Fourth, coaches noted that administrators, including a principal and operations director, checked in on some of the debates. They thought the online opportunity improved their ability to increase stakeholder involvement.

Fifth, coaches noted that without the travel costs that they had twice as many participants as the previous year. Online debating certainly has the potential to change our craft, but also makes it more financially feasible for many people.

Sixth, the importance of providing some type of ‘pump up’ video was discussed. If a tournament is hosted by a particular school or city, they may want to include some images or brief video clips from school or city. This has the potential to create that “at home” feeling.

Seventh, unlike the TOC, this tournament invited students into awards and had the regular cheering and clapping.  Everyone liked this regular tournament feature.

Eighth, as with regular tournaments, some students had connectivity issues. This is the one problem tournaments can’t solve, but the importance of making phone dial-ins as back-ups was discussed. Everyone agreed that both judges and students were supportive and patient with tech issues had by others. As the significance of being online becomes more of a part of everyone’s life, we can only hope that society as a whole strengthens its internet infrastructure and provides assistance to those who need it most.

Many students did use their own computers, but those who used the platform with school-issued chrome books did not have any issues.

Ninth, as with other tournaments, the importance of keeping cameras on was discussed, but bandwith issues made keeping the cameras on difficult for some.

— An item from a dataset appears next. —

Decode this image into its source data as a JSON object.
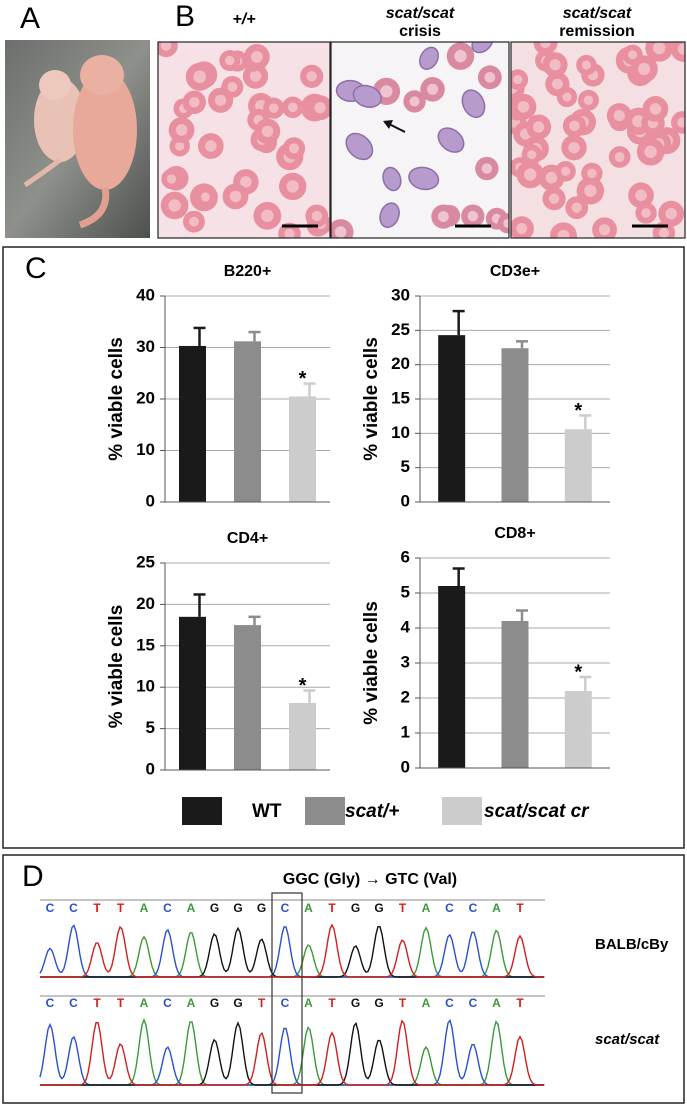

Tenth, some noted that judges left to take breaks during prep time and didn’t tell the students, leaving them to wonder where the judges went. Judges who are not going to be present for any period of time should let the students know they will return.

Eleventh, one policy coach noted that he was happy the online format seemed to reduce the speed in the debates because many of his UDL students struggle to compete at regular tournaments when the other debaters talk very quickly. This is another way the online format can increase accessibility.